Iets na tienen waren we er. Als je DOK Delft voor het eerst binnen loopt maakt het een haast verpletterende indruk. Zo groot, zo ruim had ik het me niet voorgesteld. Ik had ook niet onmiddellijk het gevoel in een bibliotheek te zijn, ondanks de boeken. Teveel andere dingen trokken mijn aandacht. Veel schilderijen en mooie vitrines. Ik wist niet goed waar ik eerst moest kijken. En ik had er direct spijt van dat Jaap ons die dag niet kon rondleiden.

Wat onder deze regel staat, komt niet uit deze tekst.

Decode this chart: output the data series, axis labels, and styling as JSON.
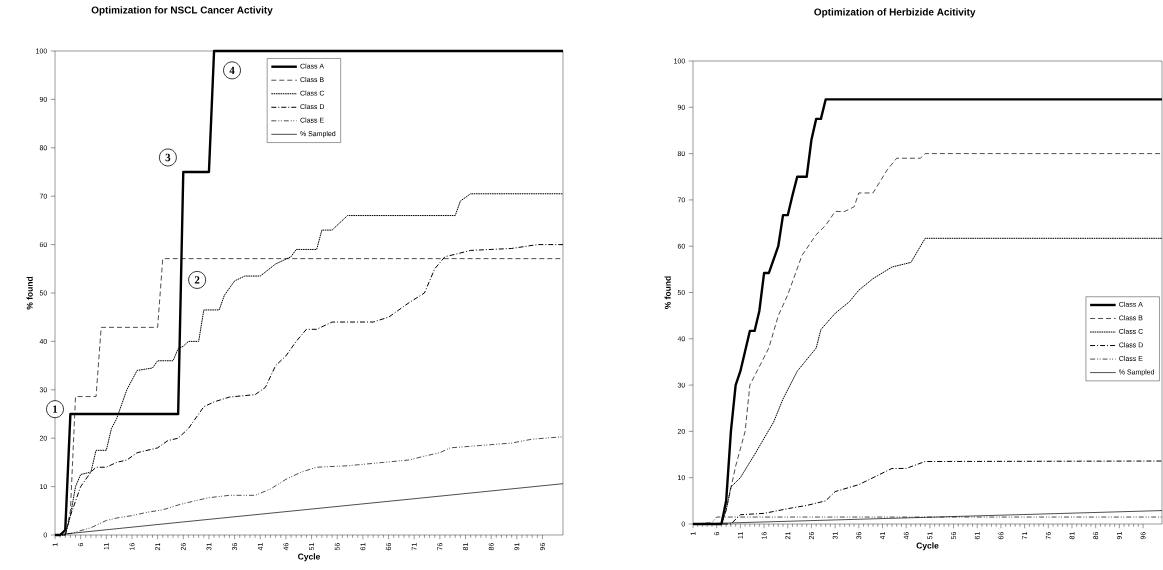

Gelukkig stond, net voorbij de balie klantenservice, al een interessant ‚object‘, de heritage Browser. Inderdaad heel gaaf. Omdat ik hier al ijverig foto’s stond te maken, dacht ik dat het wel aan de tijd was ons even als collega’s uit Zeeland voor te stellen aan de mevrouw van de klantenservice. Waarop deze vriendelijke dame zonder ook maar een moment te aarzelen voorstelde om op de 1e verdieping te gaan kijken of ze een rondleiding voor ons kon organiseren. En zo kwamen we bij Ruud terecht die ons op een tour door het hele gebouw begeleidde, een ware verkenningstocht, en dat op een enthousiaste, bekwame en erg leuke manier.

Ruud vertelde ons dat in het gebouw oorspronkelijk een C1000 gehuisvest was. Dat verklaarde natuurlijk die voor een bibliotheek toch ongewone indeling en architectuur. En juist dat maakte het, voor mij althans, juist zo spannend en tot een belevenis. De felle kleuren die, zo hoorden we van Ruud, kenmerkend zijn voor de architect, gecombineerd met ruwe betonconstructies die sommigen tot de vraag verleiden: ‚En wanneer maken jullie het af?‘ Met als perfecte aanvulling kunstobjecten en schilderijen, dat maakte het spannend.

Omdat het dag 11 van de Kinderboekenweek was, zagen we sumo ringers, hula hoop artiesten en aankomende break dancers. Daartussen mensen die met een kopje koffie gemoedelijk de krant zaten te lezen.

Mijn persoonlijke favoriet was de jeugafdeling, met groene boekenkasten op wieltjes die me meteen aan een sprookjes- of verhalenbos deden denken. Met iets wat nog het meest op een maanraket leek en een prenten kabinet waar ouders met hun kinderen in een intieme, huiselijke sfeer op de grond gingen zitten om voor te lezen, samen te lezen en plaatjes te bekijken. Één moeder keek ons lachend aan en zei:’Ja, dat mag.‘ Fascinerend ook het kleine meisje dat binnen deze grote en drukke ruimte, verzonken in haar eigen wereld, voor een computer zat om heel geconcentreerd naar een verhaal te kijken en te luisteren.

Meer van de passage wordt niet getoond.